Physicals are considered a routine and almost forgotten part of the trade process, but Payton failed his with the Warriors,
reports Shams Charania and Anthony Slater of The Athletic.

Payton, according to sources, had been playing through pain in Portland. Sources added that the Blazers training staff had been pushing him to gut through it, giving him Toradol shots. This had not been relayed to the Warriors during the negotiation process.

Payton had abdominal surgery during the summer. The Blazers initially projected he’d be ready for the regular season. But his rehab lingered, his timeline kept getting pushed back and Payton ended up missing the season’s first 35 games, hinting after his return that he still didn’t feel fully right, mentioning a few setbacks.
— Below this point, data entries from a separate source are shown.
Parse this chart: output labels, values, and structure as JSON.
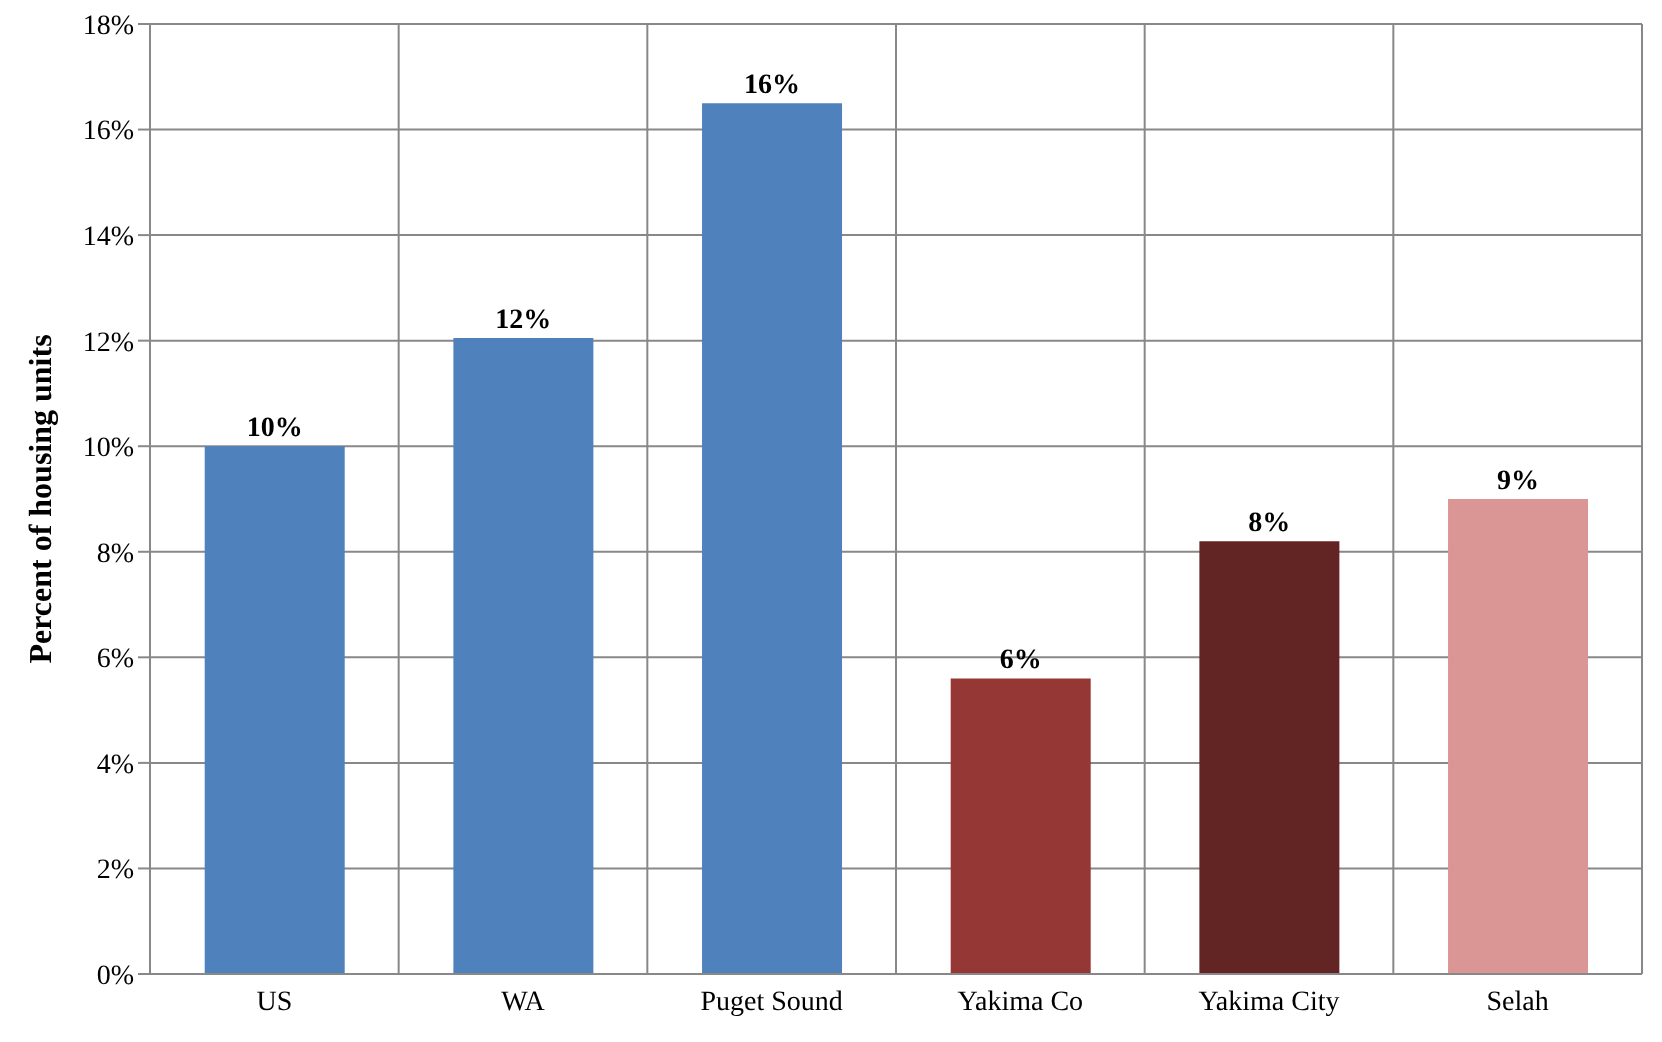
{
  "chart_data": {
    "type": "bar",
    "ylabel": "Percent of housing units",
    "categories": [
      "US",
      "WA",
      "Puget Sound",
      "Yakima Co",
      "Yakima City",
      "Selah"
    ],
    "values": [
      10,
      12.05,
      16.5,
      5.6,
      8.2,
      9.0
    ],
    "colors": [
      "#4f81bd",
      "#4f81bd",
      "#4f81bd",
      "#953735",
      "#632523",
      "#d99694"
    ],
    "value_labels": [
      "10%",
      "12%",
      "16%",
      "6%",
      "8%",
      "9%"
    ],
    "ylim": [
      0,
      18
    ],
    "yticks": [
      {
        "value": 0,
        "label": "0%"
      },
      {
        "value": 2,
        "label": "2%"
      },
      {
        "value": 4,
        "label": "4%"
      },
      {
        "value": 6,
        "label": "6%"
      },
      {
        "value": 8,
        "label": "8%"
      },
      {
        "value": 10,
        "label": "10%"
      },
      {
        "value": 12,
        "label": "12%"
      },
      {
        "value": 14,
        "label": "14%"
      },
      {
        "value": 16,
        "label": "16%"
      },
      {
        "value": 18,
        "label": "18%"
      }
    ],
    "grid": true
  }
}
Because it is after the trade deadline, this trade cannot be amended. Either the Warriors waive the physical and it goes forward as-is, or the entire trade is voided and everyone goes back to their previous team. The Warriors are considering having the trade go through, reports Monte Poole of NBC Sports Bay Area.

There are layers here, but we’ll start with details of the trade itself which breaks out this way:

• Warriors receive: Gary Payton II
• Pistons receive: James Wiseman
• Trail Blazers receive: Kevin Knox, five future second-round picks
• Hawks receive: Saddiq Bey

The second part of the report — that the Trail Blazers’ medical staff pushed Payton to play despite him not feeling right following surgery — is of concern and something the players’ union could take up.

Trail Blazers coach Chauncey Billups pushed back on the report.

“We would never push a guy to play. Whether it’s medical or whether a guy just doesn’t feel like he can play that night - say he’s got a headache or say he’s just got a lot of stress at home, or say he has a death in the family,” Billups said, via the Associated Pres. “I would never push somebody to play because I would always be scared of me doing that and then something actually happening.”

If the report is true it would be far from the first time in professional sports that team medical staff had the team in mind over player health.

Payton signed a three-year, $26.1 million contract with the Trail Blazers after last season, then underwent abdominal core surgery (the same surgery Damian Lillard had last season). He was expected to be about to return around the start of training camp but missed the first 35 games of the season as he continued to recover.